Adhesiabloc: Fake Medicine Clears Initial FDA Approval Steps


As citizens of the United States, we hope and trust that government entities are always looking out for our best interests. However, in 2011, the Food and Drug Administration made a serious blunder that calls into question the FDA’s ability to keep us safe.

The United States General Accountability Office (GAO) became concerned that the FDA was passing along medications without truly reviewing them. To test the strength of our regulatory system, they essentially set up a sting operation. This involved the organization creating a fake company (Device Med-Systems) with a fictional product (Adhesiabloc). The GAO did not even try to make this sound like a real product. The description is as follows:

“A gel that would be poured into a patient’s stomach after surgery to collect the bits and pieces left over from an operation.”

What happened next in the FDA process is downright scary. The product was approved for human testing.

What many people do not realize is that the FDA itself does not evaluate potential products. Instead, these evaluations are contracted out to private companies called Institutional Review Boards. Here is another scary fact: these for-profit Institutional Review Boards are contracted and paid directly by the pharmaceutical and medical device companies they regulate. At the very least, this implies a serious conflict of interest that puts the health of consumers at risk.

When the Adhesiabloc product was introduced to the IRBs, two agencies did in fact turn it down for issues with the product application. However, a third agency indicated that the product would be safe for human use.
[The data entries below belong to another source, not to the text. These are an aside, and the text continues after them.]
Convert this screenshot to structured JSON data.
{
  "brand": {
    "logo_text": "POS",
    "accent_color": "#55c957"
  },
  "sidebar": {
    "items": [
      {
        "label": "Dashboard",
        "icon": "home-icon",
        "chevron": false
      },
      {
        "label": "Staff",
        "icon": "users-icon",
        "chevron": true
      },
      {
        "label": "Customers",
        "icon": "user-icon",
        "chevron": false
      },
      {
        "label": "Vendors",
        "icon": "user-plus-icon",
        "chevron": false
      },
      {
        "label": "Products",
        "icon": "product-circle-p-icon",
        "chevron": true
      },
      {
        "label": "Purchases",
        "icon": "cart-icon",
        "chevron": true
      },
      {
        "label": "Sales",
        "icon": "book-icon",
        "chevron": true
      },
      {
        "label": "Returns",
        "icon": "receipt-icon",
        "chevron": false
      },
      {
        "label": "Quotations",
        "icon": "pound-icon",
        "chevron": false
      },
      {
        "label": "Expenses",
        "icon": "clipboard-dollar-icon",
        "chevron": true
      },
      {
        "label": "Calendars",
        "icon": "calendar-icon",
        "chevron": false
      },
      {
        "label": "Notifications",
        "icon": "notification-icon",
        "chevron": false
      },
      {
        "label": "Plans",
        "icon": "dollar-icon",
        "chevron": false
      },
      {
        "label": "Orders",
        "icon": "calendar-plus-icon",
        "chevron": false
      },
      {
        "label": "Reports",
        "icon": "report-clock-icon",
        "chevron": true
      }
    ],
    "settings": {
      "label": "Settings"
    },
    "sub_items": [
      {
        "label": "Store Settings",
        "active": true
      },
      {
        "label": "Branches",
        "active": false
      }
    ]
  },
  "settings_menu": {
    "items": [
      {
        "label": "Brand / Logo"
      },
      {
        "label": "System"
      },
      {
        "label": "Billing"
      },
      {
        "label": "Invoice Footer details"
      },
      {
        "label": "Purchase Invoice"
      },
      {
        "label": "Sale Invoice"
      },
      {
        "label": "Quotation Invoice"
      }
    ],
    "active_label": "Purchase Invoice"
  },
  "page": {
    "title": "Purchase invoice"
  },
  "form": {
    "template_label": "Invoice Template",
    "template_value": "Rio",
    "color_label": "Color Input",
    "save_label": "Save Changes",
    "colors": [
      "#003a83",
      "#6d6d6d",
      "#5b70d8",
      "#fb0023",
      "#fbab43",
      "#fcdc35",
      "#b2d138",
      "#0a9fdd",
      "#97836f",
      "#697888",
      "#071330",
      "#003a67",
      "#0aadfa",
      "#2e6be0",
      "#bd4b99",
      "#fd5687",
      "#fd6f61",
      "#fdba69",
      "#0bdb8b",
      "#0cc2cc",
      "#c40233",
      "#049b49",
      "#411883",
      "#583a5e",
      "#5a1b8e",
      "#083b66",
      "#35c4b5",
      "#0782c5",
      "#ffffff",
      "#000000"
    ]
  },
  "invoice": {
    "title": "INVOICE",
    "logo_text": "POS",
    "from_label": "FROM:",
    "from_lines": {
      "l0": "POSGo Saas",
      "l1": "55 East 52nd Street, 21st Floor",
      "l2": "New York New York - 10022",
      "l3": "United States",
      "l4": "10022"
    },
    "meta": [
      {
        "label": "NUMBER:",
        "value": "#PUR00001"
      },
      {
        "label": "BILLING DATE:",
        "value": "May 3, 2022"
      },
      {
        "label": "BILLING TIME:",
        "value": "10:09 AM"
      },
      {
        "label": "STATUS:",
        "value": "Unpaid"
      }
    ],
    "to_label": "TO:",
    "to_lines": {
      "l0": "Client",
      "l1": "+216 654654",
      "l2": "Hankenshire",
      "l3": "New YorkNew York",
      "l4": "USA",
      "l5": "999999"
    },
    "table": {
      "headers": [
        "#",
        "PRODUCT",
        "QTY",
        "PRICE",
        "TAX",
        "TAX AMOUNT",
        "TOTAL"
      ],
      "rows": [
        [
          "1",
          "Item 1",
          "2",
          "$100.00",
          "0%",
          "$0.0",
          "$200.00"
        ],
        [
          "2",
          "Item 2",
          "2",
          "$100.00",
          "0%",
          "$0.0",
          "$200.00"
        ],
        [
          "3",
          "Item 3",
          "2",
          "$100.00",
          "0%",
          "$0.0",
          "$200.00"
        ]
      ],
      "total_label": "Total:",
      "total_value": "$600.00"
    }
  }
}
It took almost six months for the issue to be noticed and addressed, and that only happened through an irregularity review of files at the approving IRB office.

What does this mean for Americans? We must find better ways to review and understand the products approved by the Food and Drug Administration.

We can hope that this sting created and implemented by the GAO was enough to get the attention of the FDA and its parent organization, the Department of Health and Human Services. However, history indicates that we as private citizens, businesses, and advocacy organizations must remain strictly vigilant over products released into our markets.